Pagesia
01/04/2025
2 min

There's one activity: looking at construction sites, but another, more groundbreaking, is looking at fields, including the farmer. The tourists stop, park wherever our gentleman suggests (the ford of the first house they find, the path, the dumpster area), and start commenting on the situation.

The farmer might be pruning, digging, or doing any other manual, silent activity (if he's clearing brush or using the tractor, for example, they quickly tire). Then, they start commenting, intensely interested, as if the farmer weren't there and couldn't hear them. "What's he planting?" he asks. "God knows," she replies. "Dad, what's he doing?" the boy asks. "He's growing the vegetables we'll eat," the father replies didacticly. "Look how nice he has it, huh?" the woman asks. "And working under the sun, my goodness," says the grandmother. They do it in good faith, without any malice. But, of course, it's as if I were commenting on the beauty of all of you, with you in front of me, as if you were a painting.

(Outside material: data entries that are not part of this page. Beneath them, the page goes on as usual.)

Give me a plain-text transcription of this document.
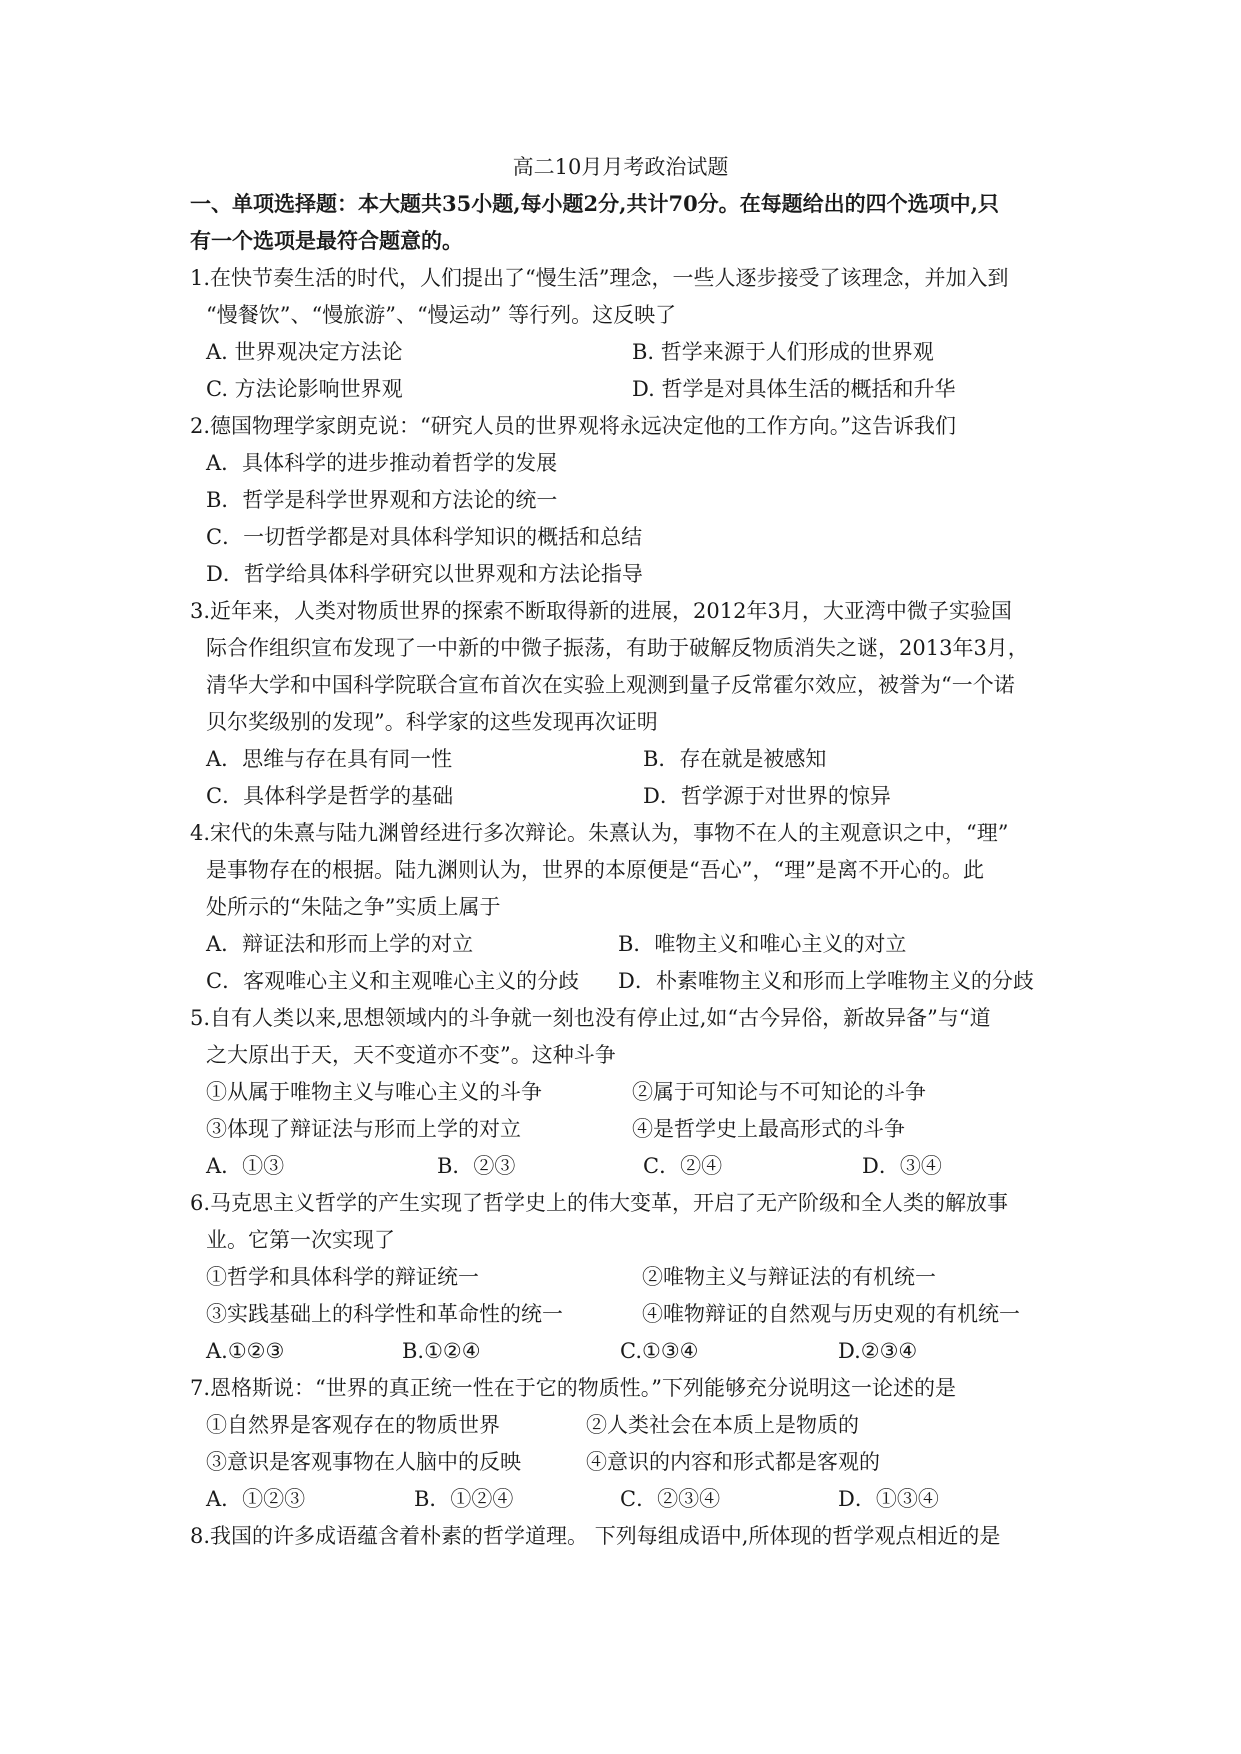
高二10月月考政治试题
一、单项选择题：本大题共35小题,每小题2分,共计70分。在每题给出的四个选项中,只
有一个选项是最符合题意的。
1.在快节奏生活的时代，人们提出了“慢生活”理念，一些人逐步接受了该理念，并加入到
“慢餐饮”、“慢旅游”、“慢运动” 等行列。这反映了
A. 世界观决定方法论	B. 哲学来源于人们形成的世界观
C. 方法论影响世界观	D. 哲学是对具体生活的概括和升华
2.德国物理学家朗克说：“研究人员的世界观将永远决定他的工作方向。”这告诉我们
A．具体科学的进步推动着哲学的发展
B．哲学是科学世界观和方法论的统一
C．一切哲学都是对具体科学知识的概括和总结
D．哲学给具体科学研究以世界观和方法论指导
3.近年来，人类对物质世界的探索不断取得新的进展，2012年3月，大亚湾中微子实验国
际合作组织宣布发现了一中新的中微子振荡，有助于破解反物质消失之谜，2013年3月，
清华大学和中国科学院联合宣布首次在实验上观测到量子反常霍尔效应，被誉为“一个诺
贝尔奖级别的发现”。科学家的这些发现再次证明
A．思维与存在具有同一性	B．存在就是被感知
C．具体科学是哲学的基础	D．哲学源于对世界的惊异
4.宋代的朱熹与陆九渊曾经进行多次辩论。朱熹认为，事物不在人的主观意识之中，“理”
是事物存在的根据。陆九渊则认为，世界的本原便是“吾心”，“理”是离不开心的。此
处所示的“朱陆之争”实质上属于
A．辩证法和形而上学的对立	B．唯物主义和唯心主义的对立
C．客观唯心主义和主观唯心主义的分歧 D．朴素唯物主义和形而上学唯物主义的分歧
5.自有人类以来,思想领域内的斗争就一刻也没有停止过,如“古今异俗，新故异备”与“道
之大原出于天，天不变道亦不变”。这种斗争
①从属于唯物主义与唯心主义的斗争	②属于可知论与不可知论的斗争
③体现了辩证法与形而上学的对立	④是哲学史上最高形式的斗争
A．①③	B．②③	C．②④	D．③④
6.马克思主义哲学的产生实现了哲学史上的伟大变革，开启了无产阶级和全人类的解放事
业。它第一次实现了
①哲学和具体科学的辩证统一	②唯物主义与辩证法的有机统一
③实践基础上的科学性和革命性的统一	④唯物辩证的自然观与历史观的有机统一
A.①②③	B.①②④	C.①③④	D.②③④
7.恩格斯说：“世界的真正统一性在于它的物质性。”下列能够充分说明这一论述的是
①自然界是客观存在的物质世界	②人类社会在本质上是物质的
③意识是客观事物在人脑中的反映	④意识的内容和形式都是客观的
A．①②③	B．①②④	C．②③④	D．①③④
8.我国的许多成语蕴含着朴素的哲学道理。 下列每组成语中,所体现的哲学观点相近的是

After a while, they'll ask to record. The peasant man or woman will say okay (only three people today wanted to record). Then they'll ask if they can step aside (they're not wearing period-inspired enough clothes, perhaps) and if, for the video, they can turn off the radio. The eldest daughter will step on the rapeseed (rapeseed looks very cute in Insta photos) and strike a pose similar to one of the young ladies on Rue d'Avinyó. The father will bend down, step on a favera, politely apologize, and start shooting. "What is owed?" he'll ask when he's finished. The peasant man or woman (who listens to opera, drinks wine, goes to the theater and movies, and reads, like them) will say nothing. And will think that the next day they might wear a beret.